Author/Illustrator Jarrett J. Krosoczka Discusses Challenged Book “Hey, Kiddo” on Sept. 28
Albany Public Library (APL) is hosting a special Banned Books Week virtual talk with popular youth author Jarrett J. Krosoczka about his graphic memoir Hey, Kiddo: How I Lost My Mother, Found My Father, and Dealt with Family Addiction on Tuesday, Sept. 28, at 6:30 pm.
Krosoczka will share his story writing about personal experiences and about having the book “challenged” for its content and language. The author talk, which will be held on Zoom and facilitated by APL youth librarians, is appropriate for ages 12 and older. Registration for the free event is required.
“Raised by his colorful grandparents, who adopted him because his mother was an incarcerated heroin addict, Krosoczka didn’t know his father’s name until he saw his birth certificate when registering for a school trip. Hey, Kiddo traces Krosoczka’s search for his father, his difficult interactions with his mother, his day-to-day life with his grandparents, and his path to becoming an artist,” the National Book Foundation said of the 2018 book, which was a finalist for the National Book Award. Krosoczka may be best known as author/illustrator of the popular graphic novel series for elementary-age readers “Lunch Lady” and “Star Wars: Jedi Academy.”
While Hey, Kiddo was challenged for “inappropriate words, inappropriate behaviors, sex, drugs, alcohol, stealing, infidelity, and murder,” according to the American Library Association Office of Intellectual Freedom, it was also praised as a book that could help youngsters cope with the challenges of life. Krosoczka will discuss how this deeply personal book was challenged for his depiction of the difficult events that he lived through as an adolescent.
“There are books for young people that hold difficult truths, and we gatekeepers — writers, parents, teachers, librarians — often find ourselves trying to sort out just what is appropriate for our kids to read about…I didn’t pull any punches because of one simple realization: There are difficult truths in our books because there are difficult truths in children’s lives,” Krosoczka wrote in an article for The Washington Post in 2018.
He also wrote in that piece, “It certainly isn’t up to me to tell parents what their child should and shouldn’t read, but I do know this: There are some very difficult and inconvenient topics our children are going to face in real life.
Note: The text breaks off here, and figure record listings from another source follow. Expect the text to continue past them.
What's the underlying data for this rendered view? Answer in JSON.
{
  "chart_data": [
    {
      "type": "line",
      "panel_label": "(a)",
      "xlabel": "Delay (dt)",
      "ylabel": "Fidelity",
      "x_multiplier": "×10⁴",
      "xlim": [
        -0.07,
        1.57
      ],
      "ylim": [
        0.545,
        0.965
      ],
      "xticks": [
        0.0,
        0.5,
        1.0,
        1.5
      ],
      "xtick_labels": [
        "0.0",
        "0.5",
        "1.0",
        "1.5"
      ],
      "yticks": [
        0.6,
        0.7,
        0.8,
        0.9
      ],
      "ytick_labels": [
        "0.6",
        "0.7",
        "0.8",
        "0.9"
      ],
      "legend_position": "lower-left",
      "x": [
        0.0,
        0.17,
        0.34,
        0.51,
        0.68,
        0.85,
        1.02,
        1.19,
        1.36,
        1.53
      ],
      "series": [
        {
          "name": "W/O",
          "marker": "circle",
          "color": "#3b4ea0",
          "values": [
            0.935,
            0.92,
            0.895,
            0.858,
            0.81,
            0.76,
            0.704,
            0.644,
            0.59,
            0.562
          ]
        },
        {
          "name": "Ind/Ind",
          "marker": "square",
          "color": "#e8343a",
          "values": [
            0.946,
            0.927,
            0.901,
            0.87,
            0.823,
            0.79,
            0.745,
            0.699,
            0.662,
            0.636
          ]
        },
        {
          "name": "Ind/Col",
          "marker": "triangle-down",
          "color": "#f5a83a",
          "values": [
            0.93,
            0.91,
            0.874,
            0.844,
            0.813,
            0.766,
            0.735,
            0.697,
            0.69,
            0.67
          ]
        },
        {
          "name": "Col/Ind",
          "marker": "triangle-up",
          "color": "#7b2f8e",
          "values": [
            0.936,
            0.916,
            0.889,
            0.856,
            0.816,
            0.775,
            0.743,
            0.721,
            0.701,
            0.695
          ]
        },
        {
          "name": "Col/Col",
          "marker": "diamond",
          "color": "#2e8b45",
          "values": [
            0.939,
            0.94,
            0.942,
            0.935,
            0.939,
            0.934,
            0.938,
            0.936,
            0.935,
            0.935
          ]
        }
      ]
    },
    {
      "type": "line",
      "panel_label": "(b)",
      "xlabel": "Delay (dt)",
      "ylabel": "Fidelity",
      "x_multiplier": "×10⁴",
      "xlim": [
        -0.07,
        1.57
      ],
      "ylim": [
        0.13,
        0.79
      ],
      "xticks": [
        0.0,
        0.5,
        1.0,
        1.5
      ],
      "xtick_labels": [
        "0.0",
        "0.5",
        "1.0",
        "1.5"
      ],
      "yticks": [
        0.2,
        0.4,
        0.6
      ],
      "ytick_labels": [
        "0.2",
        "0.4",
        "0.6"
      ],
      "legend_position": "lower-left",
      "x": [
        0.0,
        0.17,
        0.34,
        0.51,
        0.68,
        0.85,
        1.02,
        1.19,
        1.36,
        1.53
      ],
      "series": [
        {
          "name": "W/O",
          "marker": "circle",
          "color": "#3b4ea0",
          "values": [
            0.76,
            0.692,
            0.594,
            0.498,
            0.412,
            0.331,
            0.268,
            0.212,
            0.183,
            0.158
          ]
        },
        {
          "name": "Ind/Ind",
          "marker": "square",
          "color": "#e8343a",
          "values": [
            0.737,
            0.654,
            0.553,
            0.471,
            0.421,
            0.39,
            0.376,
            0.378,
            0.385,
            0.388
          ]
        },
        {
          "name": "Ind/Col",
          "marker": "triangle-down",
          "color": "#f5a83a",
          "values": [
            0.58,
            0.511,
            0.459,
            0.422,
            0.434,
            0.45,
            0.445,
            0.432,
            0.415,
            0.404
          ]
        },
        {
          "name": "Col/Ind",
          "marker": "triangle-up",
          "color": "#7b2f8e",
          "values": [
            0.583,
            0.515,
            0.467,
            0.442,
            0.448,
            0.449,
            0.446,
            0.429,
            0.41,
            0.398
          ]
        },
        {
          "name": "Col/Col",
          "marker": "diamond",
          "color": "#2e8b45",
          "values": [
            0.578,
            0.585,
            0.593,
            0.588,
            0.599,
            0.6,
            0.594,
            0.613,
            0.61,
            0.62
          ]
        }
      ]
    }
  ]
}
I so hope that our young people can experience and learn about these difficult truths for the first time on the page and not in real life. The windows that books provide may give them warning and steer them in a positive direction.”
Krosoczka’s Hey, Kiddo is available to borrow from APL. Borrow a physical copy; an ebook or audiobook on Overdrive/Libby; or an audiobook on Hoopla.
The Sept. 28 book talk is part of Banned Books Week, an annual celebration of the right to read during which libraries, schools, and bookstores highlight the benefits of unrestricted reading and the harms of censorship.